Die hohe Einkommensspreizung hat mit Leistung wenig zu tun. Leistungsunterschiede können nicht so hoch sein, dass sie ein zig-fach höheres Einkommen rechtfertigen, und umgekehrt bewirken Einkommensanreize keine derart exorbitante Leistungssteigerung. Die Vorstandseinkommen resultieren überwiegend aus variablen Bestandteilen (Boni). Bei Kaspar Rorsted beispielsweise, dem Vorstandsvorsitzenden von Adidas, beläuft sich die Grundvergütung auf 2,1 Mio.€ und damit 23% der Gesamtvergütung nach § 162 AktG. Aber bedarf es zur Leistung eines Vorstands überhaupt der Anreizprogramme? Fiele die Vorstands-leistung ohne Boni schlechter aus? Wenn dem so wäre, so müsste man fragen, was es mit der Dienstpflicht auf sich hat, die für alle Unternehmensbeschäftigten selbstverständlich gilt. Können Boni unternehmerische Fehlentscheidungen verhindern? Nach vielen leidvollen Erfahrungen – leidvoll für die betroffenen Beschäftigten – der Vergangenheit ist eher das Gegenteil zu vermuten.
Das Vergütungssystem für Vorstand und Aufsichtsrat bei Aktiengesellschaften bestimmt die Hauptversammlung. Man liegt sicherlich nicht falsch, in der Vorstandsvergütung das Ergebnis eines Netzwerkens zwischen Vorstand, Aufsichtsrat, einflussreichen Großaktionären und Depotstimmrechtsvertretern zu sehen.

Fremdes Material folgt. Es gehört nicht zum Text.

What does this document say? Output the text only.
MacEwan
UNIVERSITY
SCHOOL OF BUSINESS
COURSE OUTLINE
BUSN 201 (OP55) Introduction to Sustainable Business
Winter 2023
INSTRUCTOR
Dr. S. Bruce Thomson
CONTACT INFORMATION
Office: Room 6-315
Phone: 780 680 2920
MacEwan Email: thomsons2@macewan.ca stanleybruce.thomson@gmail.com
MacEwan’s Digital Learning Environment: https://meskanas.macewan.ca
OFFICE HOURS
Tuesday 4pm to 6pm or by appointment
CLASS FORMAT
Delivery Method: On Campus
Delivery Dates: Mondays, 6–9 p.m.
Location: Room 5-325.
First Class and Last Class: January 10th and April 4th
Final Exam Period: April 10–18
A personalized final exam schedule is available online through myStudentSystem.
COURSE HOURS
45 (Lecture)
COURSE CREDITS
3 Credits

Eine sich daraus ergebende Einkommensungleichverteilung in der Gesellschaft ist nicht das Problem dieser Akteure. Wohl aber das des demokratischen Staates, den eine wachsende Ungleichverteilung von Einkommen und Vermögen zu spalten droht. Seine Möglichkeiten, die Höhe der Vorstandsbezüge zu beeinflussen geht jedoch gegen Null. Damit müsste er die Privatautonomie einschränken, und ein Grundrecht, das damit verletzt würde, fände sich bestimmt. Man denke etwa an das Schicksal der doch recht zaghaften „Reichensteuer“. Nun ist es der Staat, der Privatautonomie garantiert und dafür den Bürgern Steuern in nicht unerheblichem Umfang aufbürdet. Maßhalten bei den Managerbezügen stellt eine Form der Anerkennung dieser Funktion dar. Aber: Lohn- und Gehaltssteigerungen sind auch geeignete Maßnahmen, die Spreizung nicht noch größer werden zu lassen.